Фроська присела на больничном крылечке, наблюдая, как село постепенно делалось ночным: растворялись в сумерках очертания домов, желтыми пятнами вспыхивали окна, и пятна эти выкладывали ровную дорожку вдоль берега Шульбы. Почему-то не хотелось уходить…
Невдалеке по булыжникам затарахтела телега, свернула в темноте и въехала в больничный двор.
— Эй, фершал! — послышался мальчишеский голос. — Принимай ранетого человека!
В свете надкрылечного фонаря появилась бричка с высокими бортами.
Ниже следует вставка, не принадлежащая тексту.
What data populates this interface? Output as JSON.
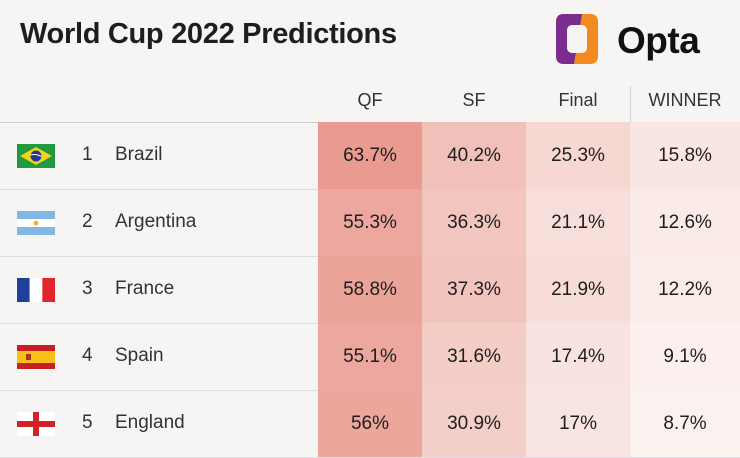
{
  "title": "World Cup 2022 Predictions",
  "brand": {
    "name": "Opta",
    "logo_icon": "opta-logo-icon"
  },
  "columns": [
    "QF",
    "SF",
    "Final",
    "WINNER"
  ],
  "colors": {
    "heat_max": "#e99b90",
    "heat_min": "#fbf1ef",
    "background": "#f6f5f4",
    "logo_orange": "#f28a1f",
    "logo_purple": "#7b2d8e"
  },
  "rows": [
    {
      "rank": "1",
      "country": "Brazil",
      "flag": "brazil-flag-icon",
      "values": [
        "63.7%",
        "40.2%",
        "25.3%",
        "15.8%"
      ]
    },
    {
      "rank": "2",
      "country": "Argentina",
      "flag": "argentina-flag-icon",
      "values": [
        "55.3%",
        "36.3%",
        "21.1%",
        "12.6%"
      ]
    },
    {
      "rank": "3",
      "country": "France",
      "flag": "france-flag-icon",
      "values": [
        "58.8%",
        "37.3%",
        "21.9%",
        "12.2%"
      ]
    },
    {
      "rank": "4",
      "country": "Spain",
      "flag": "spain-flag-icon",
      "values": [
        "55.1%",
        "31.6%",
        "17.4%",
        "9.1%"
      ]
    },
    {
      "rank": "5",
      "country": "England",
      "flag": "england-flag-icon",
      "values": [
        "56%",
        "30.9%",
        "17%",
        "8.7%"
      ]
    }
  ],
  "chart_data": {
    "type": "table",
    "title": "World Cup 2022 Predictions",
    "columns": [
      "QF",
      "SF",
      "Final",
      "WINNER"
    ],
    "rows": [
      {
        "rank": 1,
        "name": "Brazil",
        "values": [
          63.7,
          40.2,
          25.3,
          15.8
        ]
      },
      {
        "rank": 2,
        "name": "Argentina",
        "values": [
          55.3,
          36.3,
          21.1,
          12.6
        ]
      },
      {
        "rank": 3,
        "name": "France",
        "values": [
          58.8,
          37.3,
          21.9,
          12.2
        ]
      },
      {
        "rank": 4,
        "name": "Spain",
        "values": [
          55.1,
          31.6,
          17.4,
          9.1
        ]
      },
      {
        "rank": 5,
        "name": "England",
        "values": [
          56,
          30.9,
          17,
          8.7
        ]
      }
    ],
    "unit": "%"
  }
}
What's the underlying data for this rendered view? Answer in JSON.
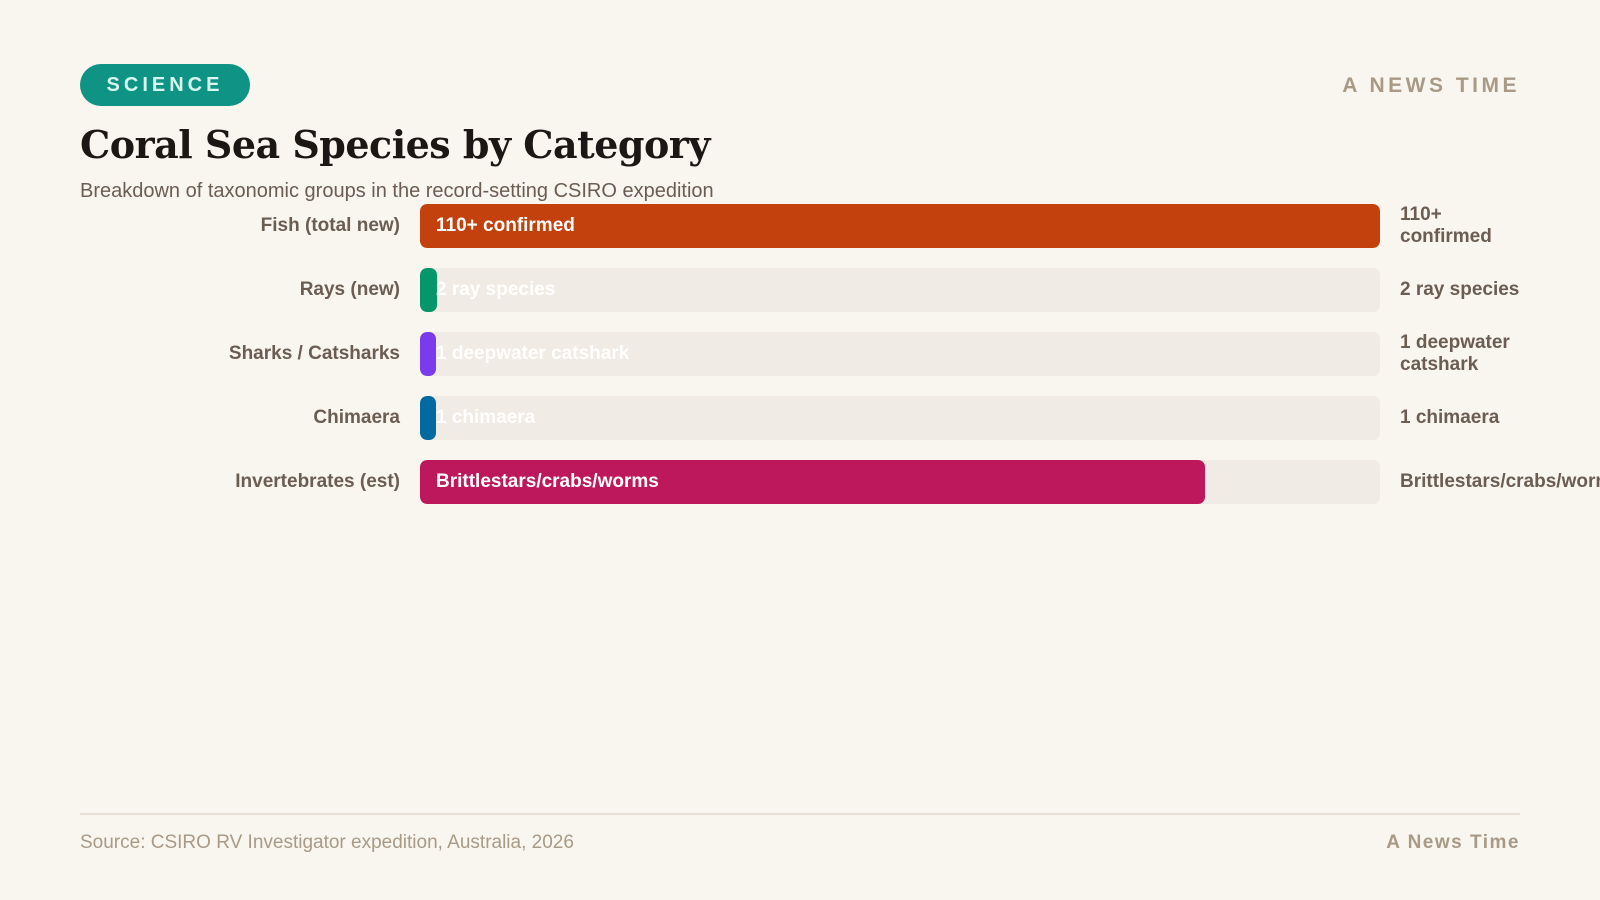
{
  "header": {
    "tag": "SCIENCE",
    "brand": "A NEWS TIME",
    "tag_color": "#0e9384"
  },
  "chart_data": {
    "type": "bar",
    "orientation": "horizontal",
    "title": "Coral Sea Species by Category",
    "subtitle": "Breakdown of taxonomic groups in the record-setting CSIRO expedition",
    "xlim": [
      0,
      110
    ],
    "categories": [
      "Fish (total new)",
      "Rays (new)",
      "Sharks / Catsharks",
      "Chimaera",
      "Invertebrates (est)"
    ],
    "values": [
      110,
      2,
      1,
      1,
      90
    ],
    "labels": [
      "110+ confirmed",
      "2 ray species",
      "1 deepwater catshark",
      "1 chimaera",
      "Brittlestars/crabs/worms"
    ],
    "colors": [
      "#c2410c",
      "#059669",
      "#7c3aed",
      "#0369a1",
      "#be185d"
    ],
    "grid": false,
    "legend": "none"
  },
  "footer": {
    "source": "Source: CSIRO RV Investigator expedition, Australia, 2026",
    "credit": "A News Time"
  }
}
Белоголовый парнишка — возчик замотал вожжи, спрыгнул на землю.
— Не слышишь, что ли? Фершала скорее зови.
Очевидно, он узнал Фроську, да и она сразу припомнила: один из кержачат, из бесенят Кержацкой пади, которые обычно по утрам пескарей удят у моста.
— Кого привез-то?
— Кого-кого… Батьку своего привез, вот кого. Да зови, тебе говорят!
В телеге, на холщовом рядне, постеленном на сене, лежал Егор Савушкин, жмурился от света, прикрывая рукой окровавленную бороду. Штаны и рубаха изодраны в клочья, густо заляпаны черными пятнами крови. Он тихо стонал, матерился, когда тетки-санитарки под руки повели его к дверям.
— Кто это его так? — участливо спросила Фроська.
— Степанидины варнаки, — ответил мальчик. — Сучьи выродки… Сперва собак своих натравили, а потом палками били. — Он заплакал, кулаками размазал слезы, с детской яростью погрозил в темноту. — Ну погодите, мироеды! Вот как вырасту, уж я вам отомщу! Уж я вам припомню!